Lessons from SharePoint Fail-over Demo

Earlier this week at the SharePoint Conference keynote address, Richard Riley, director of technical product management for SharePoint at Microsoft, gave an impressive demonstration of SharePoint’s fail-over capabilities.

Now to be sure, this was not a typical scenario. The rack that Microsoft showed off on stage was of mini-Watson proportion. It boasted, for example 4 TB of storage and 1 TB of memory (yes, memory). Microsoft pulled together quite a package. They created an index of more than a million documents. You can get full details on a similar test Microsoft did last June in a White Paper on the Microsoft SharePoint Server website.

But all this was not just to impress a room filled with geeks–although there was an element of that to be sure; this was a user conference, after all–it was to prove SharePoint’s fail-over capabilities. And to do this, they literally pulled the plug on the main server and we waited along with them with baited breath to see how long it would take for the fail-over server to take over.

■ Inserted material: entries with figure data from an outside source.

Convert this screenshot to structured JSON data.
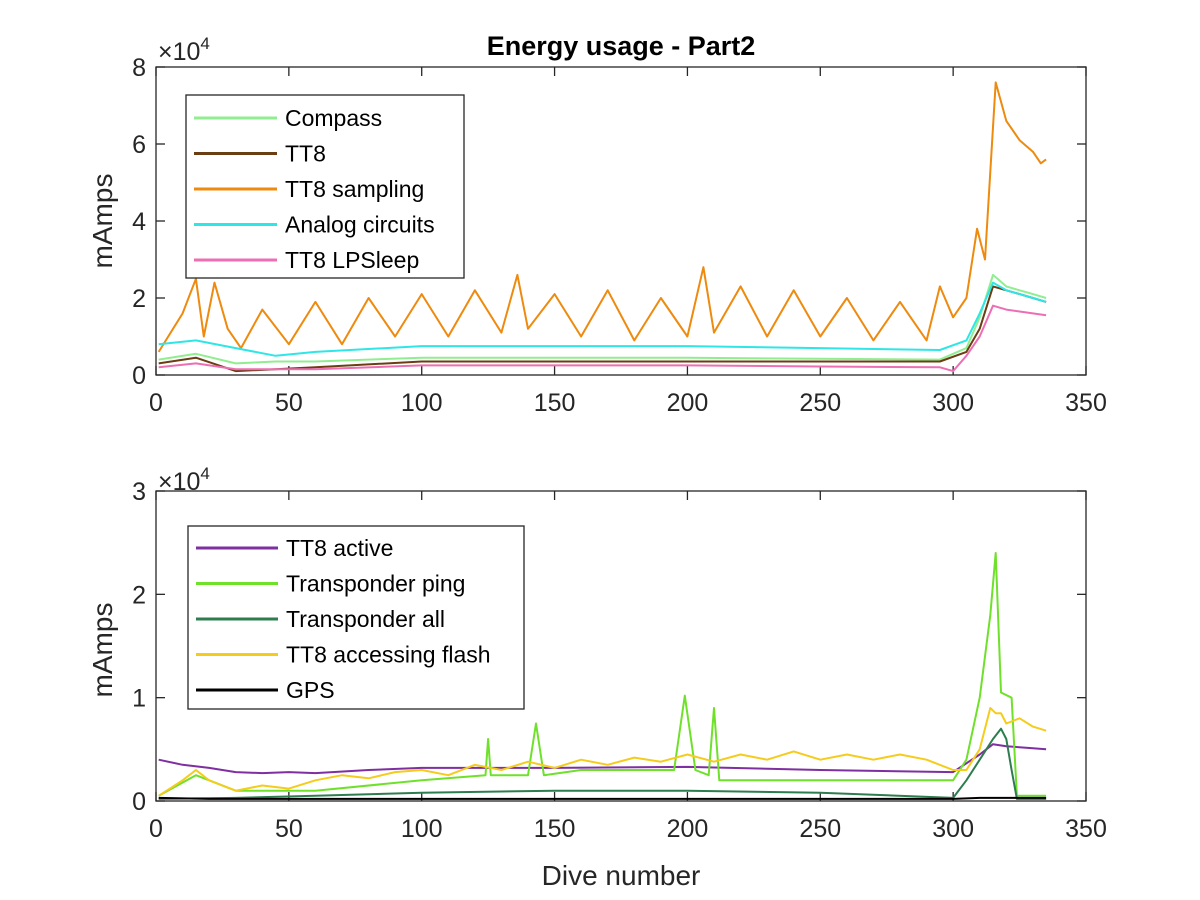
{
  "chart_data": [
    {
      "type": "line",
      "title": "Energy usage - Part2",
      "xlabel": "",
      "ylabel": "mAmps",
      "y_multiplier": "×10",
      "y_exponent": "4",
      "xlim": [
        0,
        350
      ],
      "ylim": [
        0,
        8
      ],
      "xticks": [
        "0",
        "50",
        "100",
        "150",
        "200",
        "250",
        "300",
        "350"
      ],
      "yticks": [
        "0",
        "2",
        "4",
        "6",
        "8"
      ],
      "legend_position": "top-left",
      "series": [
        {
          "name": "Compass",
          "color": "#90ee90",
          "x": [
            1,
            15,
            30,
            45,
            60,
            100,
            150,
            200,
            250,
            295,
            305,
            310,
            315,
            320,
            325,
            330,
            335
          ],
          "y": [
            0.4,
            0.55,
            0.3,
            0.35,
            0.35,
            0.45,
            0.45,
            0.45,
            0.42,
            0.4,
            0.7,
            1.5,
            2.6,
            2.3,
            2.2,
            2.1,
            2.0
          ]
        },
        {
          "name": "TT8",
          "color": "#6b3d12",
          "x": [
            1,
            15,
            30,
            45,
            60,
            100,
            150,
            200,
            250,
            295,
            305,
            310,
            315,
            320,
            325,
            330,
            335
          ],
          "y": [
            0.3,
            0.45,
            0.1,
            0.15,
            0.2,
            0.35,
            0.35,
            0.35,
            0.35,
            0.35,
            0.6,
            1.2,
            2.3,
            2.2,
            2.1,
            2.0,
            1.9
          ]
        },
        {
          "name": "TT8 sampling",
          "color": "#ee8a0e",
          "x": [
            1,
            10,
            15,
            18,
            22,
            27,
            32,
            40,
            50,
            60,
            70,
            80,
            90,
            100,
            110,
            120,
            130,
            136,
            140,
            150,
            160,
            170,
            180,
            190,
            200,
            206,
            210,
            220,
            230,
            240,
            250,
            260,
            270,
            280,
            290,
            295,
            300,
            305,
            309,
            312,
            316,
            320,
            325,
            330,
            333,
            335
          ],
          "y": [
            0.6,
            1.6,
            2.5,
            1.0,
            2.4,
            1.2,
            0.7,
            1.7,
            0.8,
            1.9,
            0.8,
            2.0,
            1.0,
            2.1,
            1.0,
            2.2,
            1.1,
            2.6,
            1.2,
            2.1,
            1.0,
            2.2,
            0.9,
            2.0,
            1.0,
            2.8,
            1.1,
            2.3,
            1.0,
            2.2,
            1.0,
            2.0,
            0.9,
            1.9,
            0.9,
            2.3,
            1.5,
            2.0,
            3.8,
            3.0,
            7.6,
            6.6,
            6.1,
            5.8,
            5.5,
            5.6
          ]
        },
        {
          "name": "Analog circuits",
          "color": "#2ee6e6",
          "x": [
            1,
            15,
            30,
            45,
            60,
            100,
            150,
            200,
            250,
            295,
            305,
            310,
            315,
            320,
            325,
            330,
            335
          ],
          "y": [
            0.8,
            0.9,
            0.7,
            0.5,
            0.6,
            0.75,
            0.75,
            0.75,
            0.7,
            0.65,
            0.9,
            1.6,
            2.4,
            2.2,
            2.1,
            2.0,
            1.9
          ]
        },
        {
          "name": "TT8 LPSleep",
          "color": "#ec6fb4",
          "x": [
            1,
            15,
            30,
            45,
            60,
            100,
            150,
            200,
            250,
            295,
            300,
            305,
            310,
            315,
            320,
            325,
            330,
            335
          ],
          "y": [
            0.2,
            0.3,
            0.15,
            0.15,
            0.15,
            0.25,
            0.25,
            0.25,
            0.22,
            0.2,
            0.1,
            0.5,
            1.0,
            1.8,
            1.7,
            1.65,
            1.6,
            1.55
          ]
        }
      ]
    },
    {
      "type": "line",
      "title": "",
      "xlabel": "Dive number",
      "ylabel": "mAmps",
      "y_multiplier": "×10",
      "y_exponent": "4",
      "xlim": [
        0,
        350
      ],
      "ylim": [
        0,
        3
      ],
      "xticks": [
        "0",
        "50",
        "100",
        "150",
        "200",
        "250",
        "300",
        "350"
      ],
      "yticks": [
        "0",
        "1",
        "2",
        "3"
      ],
      "legend_position": "top-left",
      "series": [
        {
          "name": "TT8 active",
          "color": "#7e2fa0",
          "x": [
            1,
            10,
            20,
            30,
            40,
            50,
            60,
            80,
            100,
            150,
            200,
            250,
            300,
            310,
            315,
            320,
            330,
            335
          ],
          "y": [
            0.4,
            0.35,
            0.32,
            0.28,
            0.27,
            0.28,
            0.27,
            0.3,
            0.32,
            0.32,
            0.33,
            0.3,
            0.28,
            0.45,
            0.55,
            0.53,
            0.51,
            0.5
          ]
        },
        {
          "name": "Transponder ping",
          "color": "#6fe12a",
          "x": [
            1,
            15,
            20,
            30,
            60,
            100,
            124,
            125,
            126,
            140,
            143,
            146,
            160,
            195,
            199,
            203,
            208,
            210,
            212,
            240,
            280,
            300,
            305,
            310,
            314,
            316,
            318,
            322,
            324,
            330,
            335
          ],
          "y": [
            0.05,
            0.25,
            0.2,
            0.1,
            0.1,
            0.2,
            0.25,
            0.6,
            0.25,
            0.25,
            0.75,
            0.25,
            0.3,
            0.3,
            1.02,
            0.3,
            0.25,
            0.9,
            0.2,
            0.2,
            0.2,
            0.2,
            0.4,
            1.0,
            1.8,
            2.4,
            1.05,
            1.0,
            0.05,
            0.05,
            0.05
          ]
        },
        {
          "name": "Transponder all",
          "color": "#2e7d4f",
          "x": [
            1,
            30,
            60,
            100,
            150,
            200,
            250,
            300,
            305,
            310,
            315,
            318,
            320,
            322,
            324,
            330,
            335
          ],
          "y": [
            0.02,
            0.03,
            0.05,
            0.08,
            0.1,
            0.1,
            0.08,
            0.03,
            0.2,
            0.4,
            0.6,
            0.7,
            0.6,
            0.3,
            0.02,
            0.02,
            0.02
          ]
        },
        {
          "name": "TT8 accessing flash",
          "color": "#f5cc1c",
          "x": [
            1,
            10,
            15,
            20,
            25,
            30,
            40,
            50,
            60,
            70,
            80,
            90,
            100,
            110,
            120,
            130,
            140,
            150,
            160,
            170,
            180,
            190,
            200,
            210,
            220,
            230,
            240,
            250,
            260,
            270,
            280,
            290,
            300,
            305,
            310,
            314,
            316,
            318,
            320,
            325,
            330,
            335
          ],
          "y": [
            0.05,
            0.2,
            0.3,
            0.2,
            0.15,
            0.1,
            0.15,
            0.12,
            0.2,
            0.25,
            0.22,
            0.28,
            0.3,
            0.25,
            0.35,
            0.3,
            0.38,
            0.32,
            0.4,
            0.35,
            0.42,
            0.38,
            0.45,
            0.38,
            0.45,
            0.4,
            0.48,
            0.4,
            0.45,
            0.4,
            0.45,
            0.4,
            0.3,
            0.3,
            0.5,
            0.9,
            0.85,
            0.85,
            0.75,
            0.8,
            0.72,
            0.68
          ]
        },
        {
          "name": "GPS",
          "color": "#000000",
          "x": [
            1,
            20,
            50,
            100,
            150,
            200,
            250,
            300,
            310,
            320,
            330,
            335
          ],
          "y": [
            0.03,
            0.02,
            0.02,
            0.02,
            0.02,
            0.02,
            0.02,
            0.02,
            0.03,
            0.03,
            0.03,
            0.03
          ]
        }
      ]
    }
  ]
}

At first, Riley refreshed the browser and saw a message that the database was not available. This was live and real and it was quite dramatic, but less than a minute later, the monitors showed the database had failed over to the backup and everything was up and running again.

As a monitoring professional, it would have been a demo that made you stand up and take notice because chances are your goal is to keep those mission critical applications going. If you have a database failure, you want it to be over so quickly that your users never even knew it happened.

Now, Riley fessed up later on that they had sped up the database monitor polling time from 15 seconds to two to speed things up for the purposes of the demo, and they had also used a beta version of the SQL database server that facilitates this type of fail-over more easily, but they really pulled the plug and watched with the rest of us (although I’m sure they rehearsed it a number of times beforehand to have at least a sense that it would work as planned).

But as one marketing VP I spoke to put it, if he had millions of dollars worth of hardware, he could fail over that quickly too. His feeling was that it wasn’t a very realistic demonstration because most data centers aren’t dealing with hardware configurations anywhere close to what Riley demonstrated at the SharePoint conference.

That’s fine, but the lesson here is not that you have to invest in millions of dollars worth of hardware to protect your most critical applications from failing. The lesson is that you should have these types of systems in place to get your critical applications up and running automatically as quickly as possible.

It sure would be fun to have all that hardware at your disposal, but for mere mortals, just making sure you take reasonable precautions is going to be good enough most of the time.